Nein, die Wahrheit sieht anders aus, auch wenn ich mich meist weigere, sie zu sehen. Die Wahrheit ist, daß ich alt werde. Der Vierzig näher als der Dreißig, müßte ich lügen, um mich noch in irgendeiner Form als Jüngling zu bezeichnen. Ich habe das Alter nie gefürchtet, nicht, seit ich zum Krüppel wurde, denn ich dachte, es gäbe nichts mehr, daß mir die Zeit noch nehmen konnte, nachdem ich bereits mein Leben verloren hatte. Aber nun mußte ich erkennen, daß noch genug für den Verfall übrig war. Mein Feuer läßt nach, meine Gabe, Menschen mitzureißen, zu begeistern. Natürlich gelingt es mir noch oft genug, Eindruck zu hinterlassen, aber es ist nicht mehr dasselbe. Wahrscheinlich bin ich zu bitter geworden. Es scheint durch, ich kann es nicht zurückhalten, aber wo früher Rachegelüste brannten, ist nun kaum mehr als Leere. Die Menschen folgen lieber einem Fanatiker als einem alten Sauertopf.

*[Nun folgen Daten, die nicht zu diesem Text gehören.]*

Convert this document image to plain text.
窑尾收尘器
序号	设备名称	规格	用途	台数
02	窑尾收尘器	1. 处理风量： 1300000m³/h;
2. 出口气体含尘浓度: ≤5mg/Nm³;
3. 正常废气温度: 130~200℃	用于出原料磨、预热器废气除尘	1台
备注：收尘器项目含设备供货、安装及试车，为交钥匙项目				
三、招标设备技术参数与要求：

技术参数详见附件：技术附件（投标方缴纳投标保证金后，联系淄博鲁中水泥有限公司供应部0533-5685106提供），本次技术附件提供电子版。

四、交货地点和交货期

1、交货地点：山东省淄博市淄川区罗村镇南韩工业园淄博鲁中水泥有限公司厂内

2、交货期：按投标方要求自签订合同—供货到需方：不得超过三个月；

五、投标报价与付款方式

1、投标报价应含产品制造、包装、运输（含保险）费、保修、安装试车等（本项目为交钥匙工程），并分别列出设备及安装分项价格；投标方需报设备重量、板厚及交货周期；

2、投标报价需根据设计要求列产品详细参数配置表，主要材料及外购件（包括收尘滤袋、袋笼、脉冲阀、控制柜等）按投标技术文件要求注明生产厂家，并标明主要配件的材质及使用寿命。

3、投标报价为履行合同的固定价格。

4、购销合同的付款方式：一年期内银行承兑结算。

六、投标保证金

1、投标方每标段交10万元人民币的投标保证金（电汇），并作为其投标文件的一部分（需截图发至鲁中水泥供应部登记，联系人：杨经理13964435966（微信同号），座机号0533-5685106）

Aber nun folgte ich den Beiden. Warum tat ich das? Wollte ich meinem Leben wieder einen Sinn geben? War es Rache, nach der ich strebte? Ich kann es nicht sagen, ebensowenig wie die Frage beantworten, wem ich nun folgte: Dem Sohn der Frau, die ich einmal geliebt habe, oder dem Sohn der Frau, die mein Leben zerstört hat.
Als ich die beiden an jenem Abend im Schwanen zurückließ - aber wer ließ eigentlich wen zurück? Ich erinnere mich noch gut daran, daß es Anders war, der zuerst aufstand und ging - war ich noch weit davon entfernt, eine Entscheidung zu treffen, so beschäftigt war ich damit, meinen Schock, meine Verwunderung zu überwinden oder zumindest erklärbar zu machen. Das war, bevor ich wußte, was geschehen war. Mich wunderte, daß sie alleine reisten, daß sie überhaupt reisten, wo doch sonst kaum etwas die Engelsgeborenen aus ihren Schlössern locken kann. Das war, bevor ich von dem Fall ihres Hauses hörte, von Korisanders Untergang. Was mich bis heute erstaunt, sogar fasziniert, ist, wie diese beiden Jungen es schaffen konnten, schneller zu reisen als Gerüchte - daß sie es schaffen konnten, mich zu überrumpeln.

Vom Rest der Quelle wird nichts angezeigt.